Informal experiments seem to show that the need for retying shoelaces will drop dramatically with the square knot.
This refers to the process of running the shoelaces through the holes, eyelets or lugs to form the closure of the sides of the shoe. Mathematically, there is an almost infinite number of possible ways of lacing. The most common method, termed "Criss Cross Lacing", is also one of the strongest and most efficient, especially compared to other more decorative methods that are generally more difficult to tighten or loosen. One of the most popular decorative methods, termed "Checkerboard Lacing", is actually near impossible to tighten or loosen, thus the shoe is effectively considered to be a "slip-on". Various methods of "Straight Lacing" (also known as "Bar Lacing") are also very popular, especially on dress shoes where the sides of the shoe come together in the middle.
Shoe lacing methods are also chosen for their functional benefits. For example, being faster or easier to tighten or loosen, binding more tightly, being more comfortable, using up more lace or less lace, adjusting fit, preventing slippage.
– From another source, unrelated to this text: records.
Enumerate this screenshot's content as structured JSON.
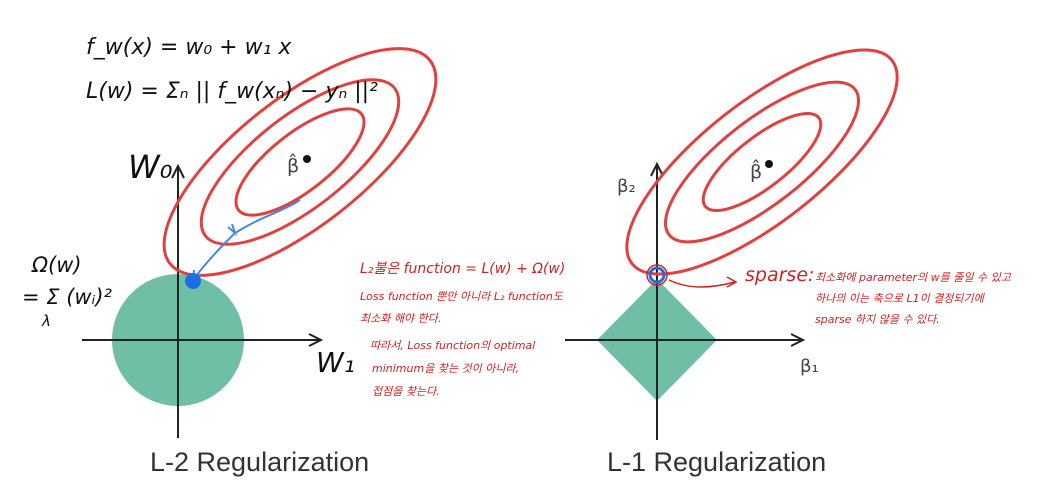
{
  "colors": {
    "contour": "#e0413f",
    "region": "#6fbfa6",
    "axis": "#222222",
    "path": "#4b86e6",
    "point": "#1a6fe6",
    "note": "#d42020"
  },
  "l2": {
    "caption": "L-2 Regularization",
    "axis_y": "W₀",
    "axis_x": "W₁",
    "beta_hat": "β̂",
    "formula_model": "f_w(x) = w₀ + w₁ x",
    "formula_loss": "L(w) = Σₙ || f_w(xₙ) − yₙ ||²",
    "omega_line1": "Ω(w)",
    "omega_line2": "= Σ (wᵢ)²",
    "omega_index": "λ",
    "notes": [
      "L₂불은 function = L(w) + Ω(w)",
      "Loss function 뿐만 아니라 L₂ function도",
      "최소화 해야 한다.",
      "따라서, Loss function의 optimal",
      "minimum을 찾는 것이 아니라,",
      "접점을 찾는다."
    ]
  },
  "l1": {
    "caption": "L-1 Regularization",
    "axis_y": "β₂",
    "axis_x": "β₁",
    "beta_hat": "β̂",
    "sparse_label": "sparse:",
    "sparse_notes": [
      "최소화에 parameter의 w를 줄일 수 있고",
      "하나의 이는 축으로 L1이 결정되기에",
      "sparse 하지 않을 수 있다."
    ]
  }
}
Using standard shoes and standard shoelaces, a process patent was granted for lacing in a double-helix pattern "resulting in reduced friction and faster and easier tightening and loosening". Another process patent was issued for an alternative way of tying shoelaces.
There are many shoelace accessories. There are hooks to help lace shoelaces tightly. They are especially useful for skates where tight lacing is important. Shoelace covers protect the laces, especially in wrestling. Shoelace charms are decorative, as are coloured shoelaces. Some dress codes (e.g. high schools) will specifically exclude colour laces and charms. Lacelocks hold laces together, eliminating the need for tying. There are shoelace tags, with two holes through which the shoelace is passed. These are worn on the section of shoelace closest to the toes so that the image or writing on the tag is visible.